The Torchlight Debate: Why Tradition Should Prevail


The senior graduating class of 2010 walks down the hill carrying torches in the traditional Torchlight Ceremony the night before Commencement. The seniors walk down the hill and circle Taylor Lake, whereupon they sing the Alma Mater. The ceremony began in 1930 by Frank M. Williams, class of 1895 and president of the Alumni Corporation, and Bernard P. Taylor, class of 1924 and secretary of the college.

Last fall, senior Samantha Hom led a movement to replace key elements of the senior class Torchlight ceremony. This spring, along similar lines, she has lobbied for the elimination of academic robes from that same ceremony. Hom views these traditions as closely analogous to the cultural practices of the Ku Klux Klan, the white supremacist organization that terrorized American black communities during the nineteenth and twentieth centuries and still exists in small numbers today. Were this really the case, there would be cause for the advocacy of swift change. However, the comparisons that this movement has drawn have been based upon faulty logic and fallacious premises.

Traditions are inherently a little bit silly. But so too are the ideas that their history should be rejected and that they cannot be what we choose to make of them. Robes have been standard academic dress for the better part of the past millennium. Scholars in 14th-century English universities were the first required to wear them, and that sartorial tradition endured across higher education as it developed and expanded. The robes we wear at Torchlight and Commencement are the same robes that Isaac Newton, William Gladstone, J.R.R. Tolkien and Harry Potter wore. As Hom rightly points out, higher education has a reprehensible history of excluding women and minorities. But her critique of Torchlight ignores the degree to which colleges and universities have focused their recent efforts on correcting those past wrongs and including individuals of all identities. And it rejects the premise that traditions may take on new, positive meaning as history progresses. The robes she aims to eliminate are also the same robes Henry Livinston Stimpson wore in 1853 when he became Colgate’s first black graduate, and the same robes worn by increasingly diverse graduating classes across the United States to this day. Although there remains much improvement to be made, higher education has expanded dramatically as an instrument of equal opportunity over the past few decades. How ironic that a crusade against “white tradition” relies so heavily on the whitewashing of history.

The long and notably neutral history of academic regalia made robes a natural choice for Torchlight, which occurs the evening before commencement. This newly contentious ceremony was established over 80 years ago as a way of bringing soon-to-be-graduates together to connect with one another and with their institution. Does this mean that we should have to wear robes in May? Perhaps not. But I don’t think that they truly symbolize anything more than those connections, despite whatever fantasies students opposing the traditional attire of graduation gowns have conjured up. The students who have argued for the elimination of academic regalia assert that the wearing of black robes is guaranteed to cause widespread and profound emotional distress. This is an outrageous overextension of the well-intentioned “trigger” debate. For more on that topic, I urge you to read Greg Lukianoff and Jonathan Haidt’s “The Coddling of the American Mind.” And while there is certainly nothing wrong with the idea of class sweaters, why not either stick with the robes or let people wear what they want? Hom asserts that her suggestion would “create a more fun and unifying tradition for everyone,” but her manufactured controversy has had the opposite effect of dividing my class year and making Commencement itself something that can no longer bring us together.

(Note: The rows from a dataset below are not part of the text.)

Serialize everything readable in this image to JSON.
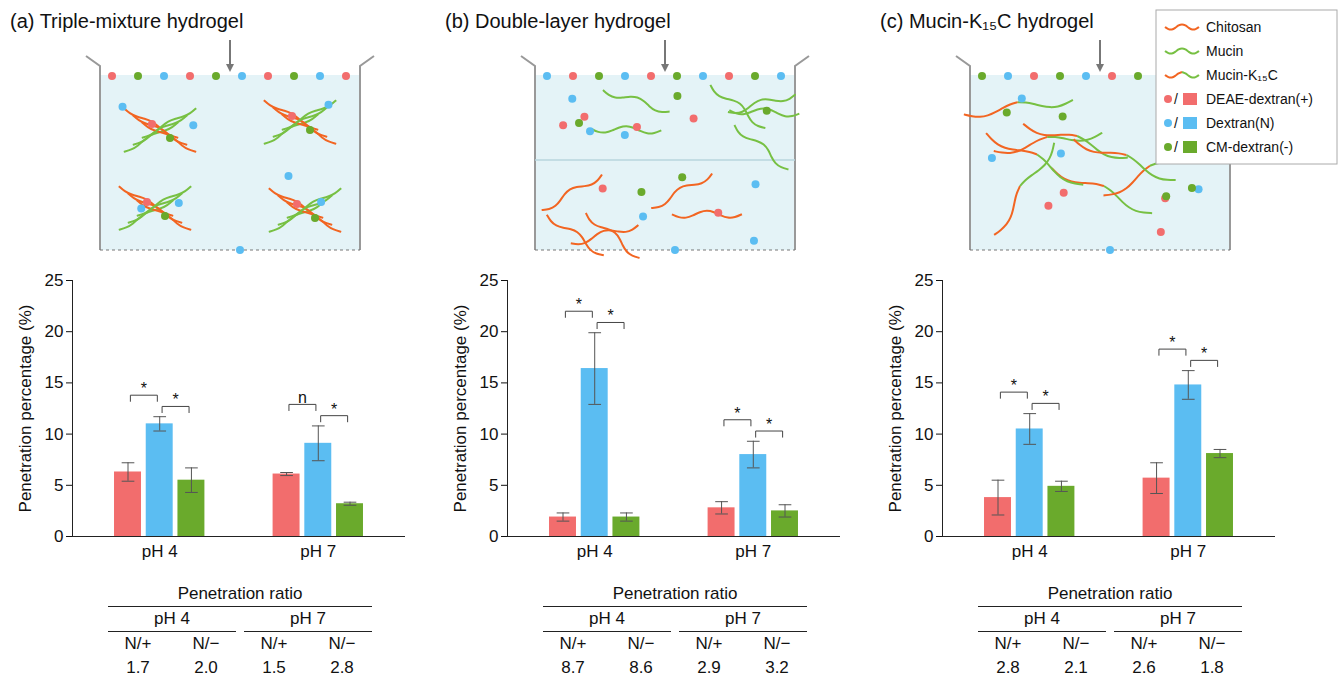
{
  "chart_data": [
    {
      "type": "bar",
      "title": "(a) Triple-mixture hydrogel",
      "categories": [
        "pH 4",
        "pH 7"
      ],
      "ylabel": "Penetration percentage (%)",
      "ylim": [
        0,
        25
      ],
      "yticks": [
        0,
        5,
        10,
        15,
        20,
        25
      ],
      "series": [
        {
          "name": "DEAE-dextran(+)",
          "color": "#f26d6d",
          "values": [
            6.3,
            6.1
          ],
          "errors": [
            0.9,
            0.15
          ]
        },
        {
          "name": "Dextran(N)",
          "color": "#5bbdf2",
          "values": [
            11.0,
            9.1
          ],
          "errors": [
            0.7,
            1.7
          ]
        },
        {
          "name": "CM-dextran(-)",
          "color": "#6aaa2c",
          "values": [
            5.5,
            3.2
          ],
          "errors": [
            1.2,
            0.15
          ]
        }
      ],
      "annotations": [
        {
          "category": "pH 4",
          "between": [
            "DEAE-dextran(+)",
            "Dextran(N)"
          ],
          "label": "*"
        },
        {
          "category": "pH 4",
          "between": [
            "Dextran(N)",
            "CM-dextran(-)"
          ],
          "label": "*"
        },
        {
          "category": "pH 7",
          "between": [
            "DEAE-dextran(+)",
            "Dextran(N)"
          ],
          "label": "n"
        },
        {
          "category": "pH 7",
          "between": [
            "Dextran(N)",
            "CM-dextran(-)"
          ],
          "label": "*"
        }
      ]
    },
    {
      "type": "bar",
      "title": "(b) Double-layer hydrogel",
      "categories": [
        "pH 4",
        "pH 7"
      ],
      "ylabel": "Penetration percentage (%)",
      "ylim": [
        0,
        25
      ],
      "yticks": [
        0,
        5,
        10,
        15,
        20,
        25
      ],
      "series": [
        {
          "name": "DEAE-dextran(+)",
          "color": "#f26d6d",
          "values": [
            1.9,
            2.8
          ],
          "errors": [
            0.4,
            0.6
          ]
        },
        {
          "name": "Dextran(N)",
          "color": "#5bbdf2",
          "values": [
            16.4,
            8.0
          ],
          "errors": [
            3.5,
            1.3
          ]
        },
        {
          "name": "CM-dextran(-)",
          "color": "#6aaa2c",
          "values": [
            1.9,
            2.5
          ],
          "errors": [
            0.4,
            0.6
          ]
        }
      ],
      "annotations": [
        {
          "category": "pH 4",
          "between": [
            "DEAE-dextran(+)",
            "Dextran(N)"
          ],
          "label": "*"
        },
        {
          "category": "pH 4",
          "between": [
            "Dextran(N)",
            "CM-dextran(-)"
          ],
          "label": "*"
        },
        {
          "category": "pH 7",
          "between": [
            "DEAE-dextran(+)",
            "Dextran(N)"
          ],
          "label": "*"
        },
        {
          "category": "pH 7",
          "between": [
            "Dextran(N)",
            "CM-dextran(-)"
          ],
          "label": "*"
        }
      ]
    },
    {
      "type": "bar",
      "title": "(c) Mucin-K₁₅C hydrogel",
      "categories": [
        "pH 4",
        "pH 7"
      ],
      "ylabel": "Penetration percentage (%)",
      "ylim": [
        0,
        25
      ],
      "yticks": [
        0,
        5,
        10,
        15,
        20,
        25
      ],
      "series": [
        {
          "name": "DEAE-dextran(+)",
          "color": "#f26d6d",
          "values": [
            3.8,
            5.7
          ],
          "errors": [
            1.7,
            1.5
          ]
        },
        {
          "name": "Dextran(N)",
          "color": "#5bbdf2",
          "values": [
            10.5,
            14.8
          ],
          "errors": [
            1.5,
            1.4
          ]
        },
        {
          "name": "CM-dextran(-)",
          "color": "#6aaa2c",
          "values": [
            4.9,
            8.1
          ],
          "errors": [
            0.5,
            0.4
          ]
        }
      ],
      "annotations": [
        {
          "category": "pH 4",
          "between": [
            "DEAE-dextran(+)",
            "Dextran(N)"
          ],
          "label": "*"
        },
        {
          "category": "pH 4",
          "between": [
            "Dextran(N)",
            "CM-dextran(-)"
          ],
          "label": "*"
        },
        {
          "category": "pH 7",
          "between": [
            "DEAE-dextran(+)",
            "Dextran(N)"
          ],
          "label": "*"
        },
        {
          "category": "pH 7",
          "between": [
            "Dextran(N)",
            "CM-dextran(-)"
          ],
          "label": "*"
        }
      ]
    }
  ],
  "schematic_legend": {
    "polymers": [
      {
        "name": "Chitosan",
        "color": "#f26522"
      },
      {
        "name": "Mucin",
        "color": "#77c043"
      },
      {
        "name": "Mucin-K₁₅C",
        "colors": [
          "#f26522",
          "#77c043"
        ]
      }
    ],
    "separator": "/"
  },
  "tables": [
    {
      "title": "Penetration ratio",
      "groups": [
        "pH 4",
        "pH 7"
      ],
      "columns": [
        "N/+",
        "N/−",
        "N/+",
        "N/−"
      ],
      "values": [
        "1.7",
        "2.0",
        "1.5",
        "2.8"
      ]
    },
    {
      "title": "Penetration ratio",
      "groups": [
        "pH 4",
        "pH 7"
      ],
      "columns": [
        "N/+",
        "N/−",
        "N/+",
        "N/−"
      ],
      "values": [
        "8.7",
        "8.6",
        "2.9",
        "3.2"
      ]
    },
    {
      "title": "Penetration ratio",
      "groups": [
        "pH 4",
        "pH 7"
      ],
      "columns": [
        "N/+",
        "N/−",
        "N/+",
        "N/−"
      ],
      "values": [
        "2.8",
        "2.1",
        "2.6",
        "1.8"
      ]
    }
  ]
}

Let’s revisit the original complaint that torch processions are the cultural property of white supremacist groups, namely the Ku Klux Klan. As with the robes, this represents an uninformed position rooted in a deliberately truncated version of history. Is this movement arguing that fire itself should be off limits? Once again, the facts don’t offer much support. Torches are lifted above New York Harbor by the Statue of Liberty, carried in relay to light the Olympic flame and borne in procession in Eucharistic liturgy. In Ancient Greek and Roman times, a torch would be lit in a newlywed bride’s hearth on her wedding night as an expression of love. Should we nullify this overwhelming body of history simply because a hateful few have attempted its parody? I don’t think so.

Most troublingly, the proposal’s more vitriolic proselytizers are not content to make measured arguments as Hom has. The Class of 2016 Facebook group erupted over the Torchlight debate when I responded to a post Hom made on January 28, and most proponents of modified attire at Torchlight turned to emotion instead of making reasoned arguments. Several even resorted to violent, ad hominem attacks on my character and identity, tactics that have no place in rational discussion. Yet no figure within the movement made attempts to point this out, instead content to perpetuate an increasingly acidic echo chamber. Despite our differences, I hold a high degree of respect for Hom’s articulation, drive and commitment to her cause. But I find it inexcusable that others who share her opinion have such tolerance for extreme hatred. We should all be capable of disagreement without disrespect.